Варя стояла у вагонного окна и все махала и махала платком деду Савелию.

6.

Впервые Варя ехала в поезде, в общем вагоне.

Вначале-то ею владело простое любопытство — захватила обычная дорожная оглядка на все и вся. Занимал качающийся вагон, грубые деревянные лавки и полки, еще растерянные попутчики, а за окном убегающие куда-то назад теплые августовские поля, густо-синее всеобнимающее небо.

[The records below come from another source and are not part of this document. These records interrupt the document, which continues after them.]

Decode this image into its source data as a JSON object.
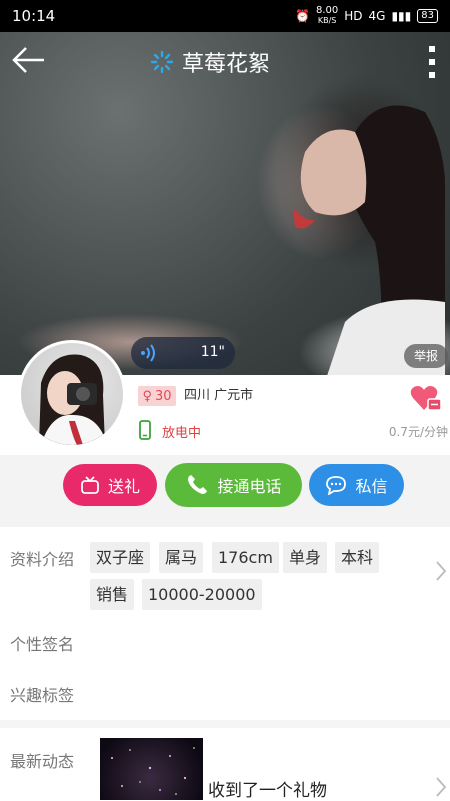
{
  "statusbar": {
    "time": "10:14",
    "net_speed_value": "8.00",
    "net_speed_unit": "KB/S",
    "hd": "HD",
    "signal": "4G",
    "battery": "83"
  },
  "header": {
    "title": "草莓花絮"
  },
  "voice": {
    "duration": "11\""
  },
  "report_label": "举报",
  "profile": {
    "age": "30",
    "location": "四川 广元市",
    "status": "放电中",
    "price": "0.7元/分钟"
  },
  "actions": {
    "gift": "送礼",
    "call": "接通电话",
    "message": "私信"
  },
  "sections": {
    "profile_intro": "资料介绍",
    "signature": "个性签名",
    "interests": "兴趣标签",
    "latest": "最新动态"
  },
  "tags": [
    "双子座",
    "属马",
    "176cm",
    "单身",
    "本科",
    "销售",
    "10000-20000"
  ],
  "moment": {
    "text": "收到了一个礼物"
  },
  "colors": {
    "gift": "#e8296a",
    "call": "#5cba3b",
    "message": "#2d8fe6",
    "status": "#e04040"
  }
}
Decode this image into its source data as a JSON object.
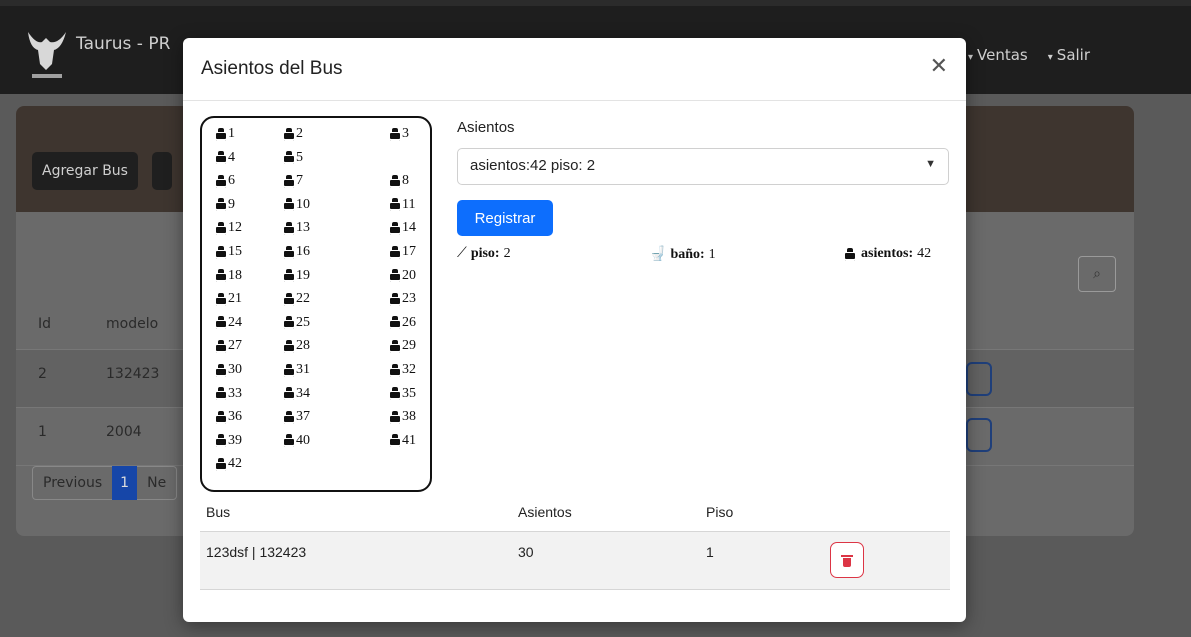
{
  "background": {
    "brand": "Taurus - PR",
    "nav": {
      "ventas": "Ventas",
      "salir": "Salir"
    },
    "add_bus_label": "Agregar Bus",
    "table_headers": {
      "id": "Id",
      "modelo": "modelo"
    },
    "rows": [
      {
        "id": "2",
        "modelo": "132423"
      },
      {
        "id": "1",
        "modelo": "2004"
      }
    ],
    "pager": {
      "previous": "Previous",
      "page": "1",
      "next": "Ne"
    }
  },
  "modal": {
    "title": "Asientos del Bus",
    "close_icon": "close-icon",
    "seats_label": "Asientos",
    "select_value": "asientos:42 piso: 2",
    "register_label": "Registrar",
    "stats": {
      "piso_label": "piso:",
      "piso_value": "2",
      "bano_label": "baño:",
      "bano_value": "1",
      "asientos_label": "asientos:",
      "asientos_value": "42"
    },
    "seats": [
      "1",
      "2",
      "3",
      "4",
      "5",
      "6",
      "7",
      "8",
      "9",
      "10",
      "11",
      "12",
      "13",
      "14",
      "15",
      "16",
      "17",
      "18",
      "19",
      "20",
      "21",
      "22",
      "23",
      "24",
      "25",
      "26",
      "27",
      "28",
      "29",
      "30",
      "31",
      "32",
      "33",
      "34",
      "35",
      "36",
      "37",
      "38",
      "39",
      "40",
      "41",
      "42"
    ],
    "table": {
      "headers": {
        "bus": "Bus",
        "asientos": "Asientos",
        "piso": "Piso"
      },
      "rows": [
        {
          "bus": "123dsf | 132423",
          "asientos": "30",
          "piso": "1"
        }
      ]
    }
  },
  "colors": {
    "primary": "#0d6efd",
    "danger": "#dc3545",
    "navbar": "#1e1e1e"
  }
}
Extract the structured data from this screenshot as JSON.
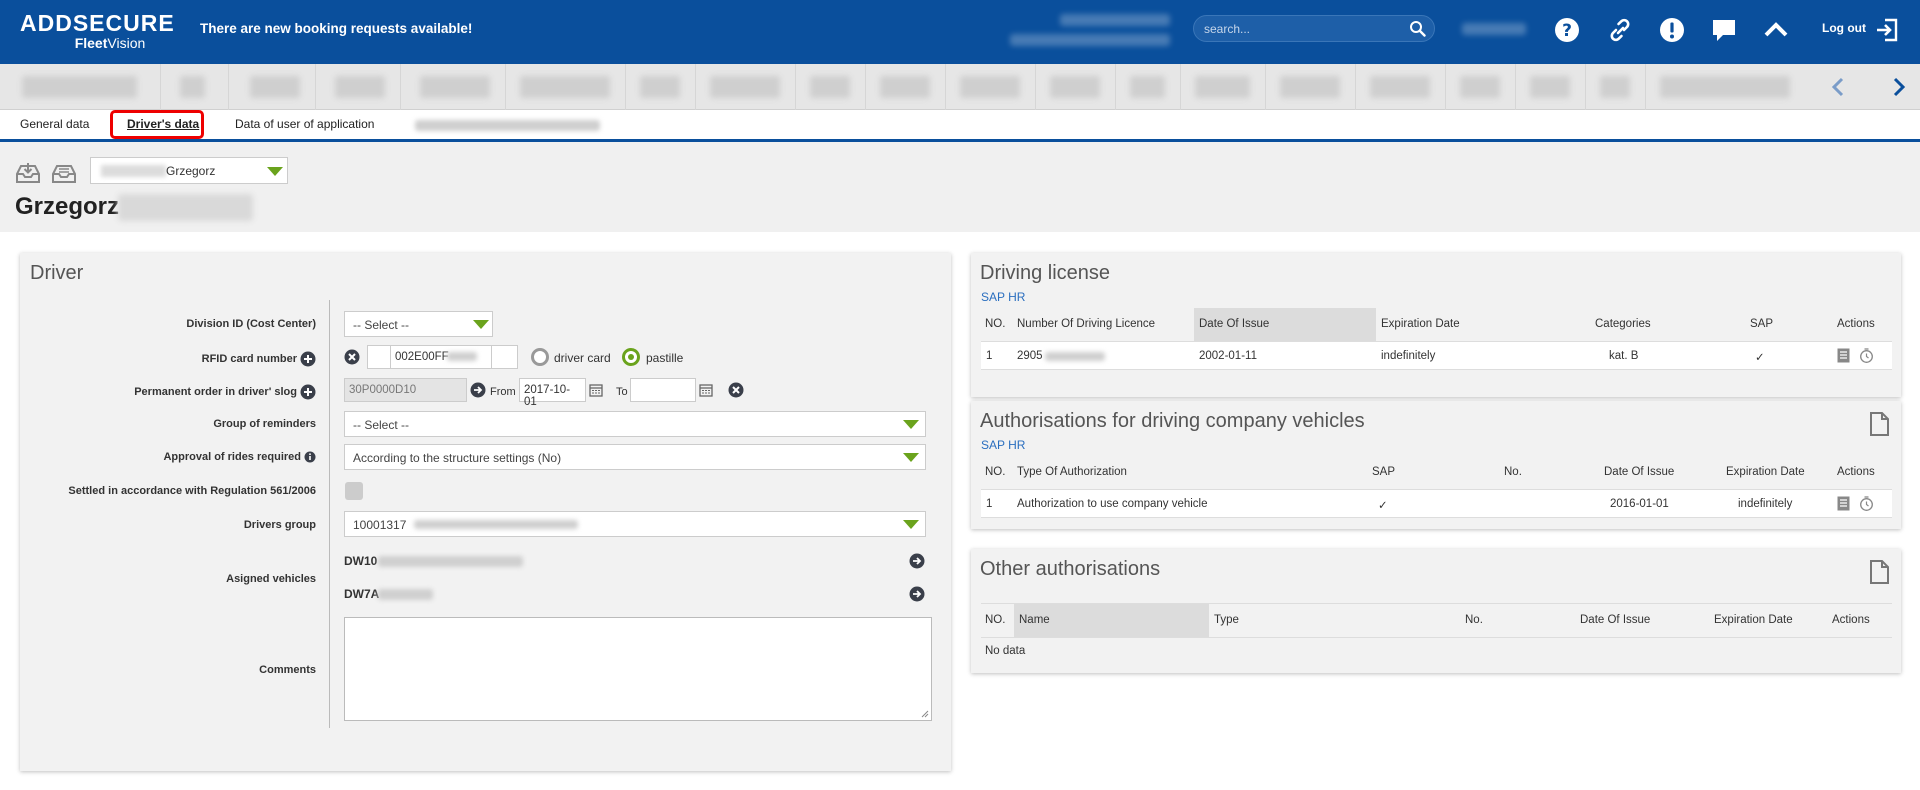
{
  "header": {
    "brand_top": "ADDSECURE",
    "brand_bottom_bold": "Fleet",
    "brand_bottom_rest": "Vision",
    "notice": "There are new booking requests available!",
    "search_placeholder": "search...",
    "logout": "Log out",
    "icons": [
      "help-icon",
      "link-icon",
      "alert-icon",
      "chat-icon",
      "collapse-up-icon",
      "logout-icon"
    ],
    "accent": "#0a4f9c"
  },
  "tabs": [
    {
      "label": "General data"
    },
    {
      "label": "Driver's data",
      "active": true
    },
    {
      "label": "Data of user of application"
    }
  ],
  "driver_header": {
    "selected": "Grzegorz",
    "name": "Grzegorz"
  },
  "driver_panel": {
    "title": "Driver",
    "fields": {
      "division_label": "Division ID (Cost Center)",
      "division_value": "-- Select --",
      "rfid_label": "RFID card number",
      "rfid_value": "002E00FF",
      "rfid_option_card": "driver card",
      "rfid_option_pastille": "pastille",
      "rfid_selected": "pastille",
      "order_label": "Permanent order in driver' slog",
      "order_value": "30P0000D10",
      "from_label": "From",
      "from_value": "2017-10-01",
      "to_label": "To",
      "to_value": "",
      "reminders_label": "Group of reminders",
      "reminders_value": "-- Select --",
      "approval_label": "Approval of rides required",
      "approval_value": "According to the structure settings (No)",
      "settled_label": "Settled in accordance with Regulation 561/2006",
      "drivers_group_label": "Drivers group",
      "drivers_group_value": "10001317",
      "vehicles_label": "Asigned vehicles",
      "vehicle_1": "DW10",
      "vehicle_2": "DW7A",
      "comments_label": "Comments"
    }
  },
  "license_panel": {
    "title": "Driving license",
    "link": "SAP HR",
    "columns": [
      "NO.",
      "Number Of Driving Licence",
      "Date Of Issue",
      "Expiration Date",
      "Categories",
      "SAP",
      "Actions"
    ],
    "rows": [
      {
        "no": "1",
        "number": "2905",
        "issue": "2002-01-11",
        "expiration": "indefinitely",
        "categories": "kat. B",
        "sap": "✓"
      }
    ]
  },
  "auth_panel": {
    "title": "Authorisations for driving company vehicles",
    "link": "SAP HR",
    "columns": [
      "NO.",
      "Type Of Authorization",
      "SAP",
      "No.",
      "Date Of Issue",
      "Expiration Date",
      "Actions"
    ],
    "rows": [
      {
        "no": "1",
        "type": "Authorization to use company vehicle",
        "sap": "✓",
        "num": "",
        "issue": "2016-01-01",
        "expiration": "indefinitely"
      }
    ]
  },
  "other_panel": {
    "title": "Other authorisations",
    "columns": [
      "NO.",
      "Name",
      "Type",
      "No.",
      "Date Of Issue",
      "Expiration Date",
      "Actions"
    ],
    "empty": "No data"
  }
}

Потом любопытство сменилось тихим раздумьем о тех, кто ехал, а ехали все больше деревенские — куда они, бедные, со своим жалким скарбом, с детьми и стариками? И вот, соединяя видимое с тем, что слышала прежде от своих деревенских, от отца, тех же налетных командировочных, что ночевали в дому, Варя невольно начала осознавать, что же происходит в миру. Уже четвертый год под незваной охраной и добровольно мечутся огромные массы людей по стране, по родной Сибири. И это ежедневное, ежечасное, ежеминутное движение надо понимать как расползание, разрастание небывалой еще беды. Теперь вот и она, Варя, втолкана сегодня в живой людской поток. И ее судьба, если смотреть глубже, испытуется чьей-то злой волей.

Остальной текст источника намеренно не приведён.